The data supports this goal. Automatic medication dispensers have helped Alzheimer's patients maintain therapy and remain at home for 3 to 4.5 years longer than would otherwise be possible. In Finland, where approximately 150,000 people live with memory disorders and 23,000 receive new diagnoses every year, each year of safe independent living represents both a personal victory and a systemic saving.

When 70% of Nordic dementia patients are cared for at home and women provide 70% of those care hours, accessible medication technology is not a luxury — it is infrastructure. It supports the caregiver as much as the patient. It reduces the daily anxiety of "did she take her pills?" to a confirmed data point. It transforms medication management from a source of family conflict and stress into a solved problem.
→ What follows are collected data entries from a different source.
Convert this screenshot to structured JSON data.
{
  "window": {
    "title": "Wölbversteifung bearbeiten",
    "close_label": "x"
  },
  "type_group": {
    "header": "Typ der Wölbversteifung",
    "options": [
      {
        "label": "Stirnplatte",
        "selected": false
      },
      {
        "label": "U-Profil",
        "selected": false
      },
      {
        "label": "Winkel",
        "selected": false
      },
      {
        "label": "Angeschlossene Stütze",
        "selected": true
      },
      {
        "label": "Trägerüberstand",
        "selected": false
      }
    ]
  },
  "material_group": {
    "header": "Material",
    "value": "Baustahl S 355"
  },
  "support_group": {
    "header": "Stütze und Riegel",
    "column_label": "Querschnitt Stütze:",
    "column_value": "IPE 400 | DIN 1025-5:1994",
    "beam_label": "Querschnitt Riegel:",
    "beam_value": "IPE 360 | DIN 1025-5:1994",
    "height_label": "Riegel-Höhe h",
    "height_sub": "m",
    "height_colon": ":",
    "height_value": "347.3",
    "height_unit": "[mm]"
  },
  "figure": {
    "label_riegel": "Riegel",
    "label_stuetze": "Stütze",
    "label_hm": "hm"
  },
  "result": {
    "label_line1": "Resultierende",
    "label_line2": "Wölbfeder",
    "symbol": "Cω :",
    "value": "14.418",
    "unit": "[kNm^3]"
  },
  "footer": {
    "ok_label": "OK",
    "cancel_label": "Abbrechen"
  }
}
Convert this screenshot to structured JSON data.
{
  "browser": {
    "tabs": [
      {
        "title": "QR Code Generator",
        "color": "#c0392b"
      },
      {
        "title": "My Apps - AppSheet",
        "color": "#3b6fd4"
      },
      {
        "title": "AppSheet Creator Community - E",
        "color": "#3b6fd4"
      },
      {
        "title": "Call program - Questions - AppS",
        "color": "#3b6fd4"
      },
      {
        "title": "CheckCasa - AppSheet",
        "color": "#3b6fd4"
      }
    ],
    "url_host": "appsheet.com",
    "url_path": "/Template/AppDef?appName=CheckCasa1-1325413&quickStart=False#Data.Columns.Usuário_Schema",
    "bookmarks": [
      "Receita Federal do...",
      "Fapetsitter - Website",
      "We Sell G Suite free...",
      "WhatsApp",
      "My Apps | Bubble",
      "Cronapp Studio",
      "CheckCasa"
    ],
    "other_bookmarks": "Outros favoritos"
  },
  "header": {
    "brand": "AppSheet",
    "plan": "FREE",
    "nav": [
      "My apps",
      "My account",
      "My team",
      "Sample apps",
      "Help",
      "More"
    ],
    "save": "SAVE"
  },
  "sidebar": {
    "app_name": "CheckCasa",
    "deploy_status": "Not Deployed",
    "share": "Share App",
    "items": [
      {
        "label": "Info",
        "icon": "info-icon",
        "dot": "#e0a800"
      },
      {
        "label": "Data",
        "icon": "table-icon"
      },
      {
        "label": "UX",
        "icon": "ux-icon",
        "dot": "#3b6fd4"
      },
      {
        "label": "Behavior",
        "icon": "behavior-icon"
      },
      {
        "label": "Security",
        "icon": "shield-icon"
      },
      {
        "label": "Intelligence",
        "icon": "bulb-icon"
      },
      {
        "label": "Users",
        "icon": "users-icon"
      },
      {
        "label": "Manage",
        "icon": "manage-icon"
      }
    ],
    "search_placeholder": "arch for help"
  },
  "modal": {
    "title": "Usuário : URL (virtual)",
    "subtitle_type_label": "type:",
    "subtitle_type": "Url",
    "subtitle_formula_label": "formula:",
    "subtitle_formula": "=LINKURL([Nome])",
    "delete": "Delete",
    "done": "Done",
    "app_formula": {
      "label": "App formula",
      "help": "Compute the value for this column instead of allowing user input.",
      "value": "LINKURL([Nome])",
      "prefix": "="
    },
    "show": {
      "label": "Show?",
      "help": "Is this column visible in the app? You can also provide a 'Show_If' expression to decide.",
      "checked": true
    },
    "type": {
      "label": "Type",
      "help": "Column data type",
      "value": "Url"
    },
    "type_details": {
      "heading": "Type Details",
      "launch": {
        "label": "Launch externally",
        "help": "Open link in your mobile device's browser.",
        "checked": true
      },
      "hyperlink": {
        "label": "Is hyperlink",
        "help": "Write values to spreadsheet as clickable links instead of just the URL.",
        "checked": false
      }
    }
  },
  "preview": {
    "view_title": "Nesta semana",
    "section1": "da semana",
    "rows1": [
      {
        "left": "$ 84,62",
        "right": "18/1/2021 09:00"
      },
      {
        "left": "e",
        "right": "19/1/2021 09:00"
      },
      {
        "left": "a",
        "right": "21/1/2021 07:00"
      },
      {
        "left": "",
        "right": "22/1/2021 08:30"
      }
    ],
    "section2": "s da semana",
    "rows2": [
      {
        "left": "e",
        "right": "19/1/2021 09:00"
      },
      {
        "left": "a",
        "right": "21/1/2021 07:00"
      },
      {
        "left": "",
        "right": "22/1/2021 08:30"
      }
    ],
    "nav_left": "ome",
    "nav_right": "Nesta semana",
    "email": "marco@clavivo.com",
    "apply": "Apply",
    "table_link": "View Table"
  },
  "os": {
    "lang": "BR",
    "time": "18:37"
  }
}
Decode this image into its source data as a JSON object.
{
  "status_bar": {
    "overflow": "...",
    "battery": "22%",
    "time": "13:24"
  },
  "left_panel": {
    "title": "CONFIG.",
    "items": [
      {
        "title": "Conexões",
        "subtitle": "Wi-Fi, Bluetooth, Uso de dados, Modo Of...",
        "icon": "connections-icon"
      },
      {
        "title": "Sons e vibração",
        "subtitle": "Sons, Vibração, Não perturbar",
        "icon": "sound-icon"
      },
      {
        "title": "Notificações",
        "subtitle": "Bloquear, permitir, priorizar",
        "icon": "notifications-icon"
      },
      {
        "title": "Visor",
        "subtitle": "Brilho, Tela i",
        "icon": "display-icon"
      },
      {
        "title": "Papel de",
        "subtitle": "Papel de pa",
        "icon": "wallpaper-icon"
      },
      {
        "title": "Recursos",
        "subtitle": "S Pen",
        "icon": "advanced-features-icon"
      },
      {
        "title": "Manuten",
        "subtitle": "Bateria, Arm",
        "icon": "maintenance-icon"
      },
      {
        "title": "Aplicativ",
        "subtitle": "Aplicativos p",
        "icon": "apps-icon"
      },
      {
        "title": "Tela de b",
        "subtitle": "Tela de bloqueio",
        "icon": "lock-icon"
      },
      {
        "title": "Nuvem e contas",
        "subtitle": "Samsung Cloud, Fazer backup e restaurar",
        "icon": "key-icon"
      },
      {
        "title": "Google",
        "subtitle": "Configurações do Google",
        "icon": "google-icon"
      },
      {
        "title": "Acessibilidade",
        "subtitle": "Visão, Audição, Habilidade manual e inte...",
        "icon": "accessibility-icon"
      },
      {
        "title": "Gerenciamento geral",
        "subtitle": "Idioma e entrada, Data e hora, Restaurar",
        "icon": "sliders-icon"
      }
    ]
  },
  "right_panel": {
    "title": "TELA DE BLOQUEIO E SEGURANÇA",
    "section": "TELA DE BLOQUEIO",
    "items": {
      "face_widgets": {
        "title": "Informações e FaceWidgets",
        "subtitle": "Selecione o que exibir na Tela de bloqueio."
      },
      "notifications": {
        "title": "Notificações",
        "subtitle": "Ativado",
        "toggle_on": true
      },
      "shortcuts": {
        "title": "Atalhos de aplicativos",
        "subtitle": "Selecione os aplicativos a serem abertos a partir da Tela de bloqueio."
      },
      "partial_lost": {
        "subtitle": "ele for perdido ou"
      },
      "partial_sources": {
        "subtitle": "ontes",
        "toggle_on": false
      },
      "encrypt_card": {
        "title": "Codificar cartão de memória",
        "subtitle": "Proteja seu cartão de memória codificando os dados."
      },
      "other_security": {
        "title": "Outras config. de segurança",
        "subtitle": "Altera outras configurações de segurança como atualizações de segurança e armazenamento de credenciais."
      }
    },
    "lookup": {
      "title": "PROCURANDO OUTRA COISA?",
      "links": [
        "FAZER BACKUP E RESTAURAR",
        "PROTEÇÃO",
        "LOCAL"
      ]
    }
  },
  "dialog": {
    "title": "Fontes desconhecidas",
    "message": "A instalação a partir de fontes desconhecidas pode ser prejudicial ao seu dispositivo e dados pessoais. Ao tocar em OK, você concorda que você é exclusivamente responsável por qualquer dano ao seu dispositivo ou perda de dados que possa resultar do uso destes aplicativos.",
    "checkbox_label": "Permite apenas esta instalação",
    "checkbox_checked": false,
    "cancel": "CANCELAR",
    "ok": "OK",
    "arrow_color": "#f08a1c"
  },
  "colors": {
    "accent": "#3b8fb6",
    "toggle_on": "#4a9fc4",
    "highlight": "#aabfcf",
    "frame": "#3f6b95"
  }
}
The dementia population will grow — from 57 million globally today to 139 million by 2050. The care workforce will not grow proportionally. The gap must be filled by technology that truly works for the people it claims to serve: not the digitally fluent, not the cognitively sharp, not the young and healthy — but the vulnerable, the impaired, the forgotten.

Technology designed for the most vulnerable works better for everyone. That is not idealism. It is engineering.

Sources: WHO Global Status Report on the Public Health Response to Dementia (57M global prevalence, 78M by 2030, 139M by 2050, $1.3 trillion global cost, women providing 70% of care hours); THL Finnish Institute for Health and Welfare (150,000 with memory disorders in Finland, 23,000 new diagnoses/year); PMC5293218 (non-adherence rates 10.7%–38% among cognitively impaired); PMC5396255 / Age and Ageing (3x more likely unable to remove medicines from packaging); The Lancet 2009 (2% medication confusion among color-blind, pink-blue misidentification); PMC3570931 (75% of older adults want to age in current homes); Blackwell, Stanford Social Innovation Review (curb cut effect, 9 of 10 pedestrians use curb cuts); Studies on automatic medication dispensers for Alzheimer's patients (3–4.5 years maintained therapy at home, 84% wanted to continue); Color vision deficiency prevalence (8% men, 0.4% women congenital; ~45% age-related by mid-70s); MoniDose user research (comfort-first design principles, accessibility features for dementia and colorblind users).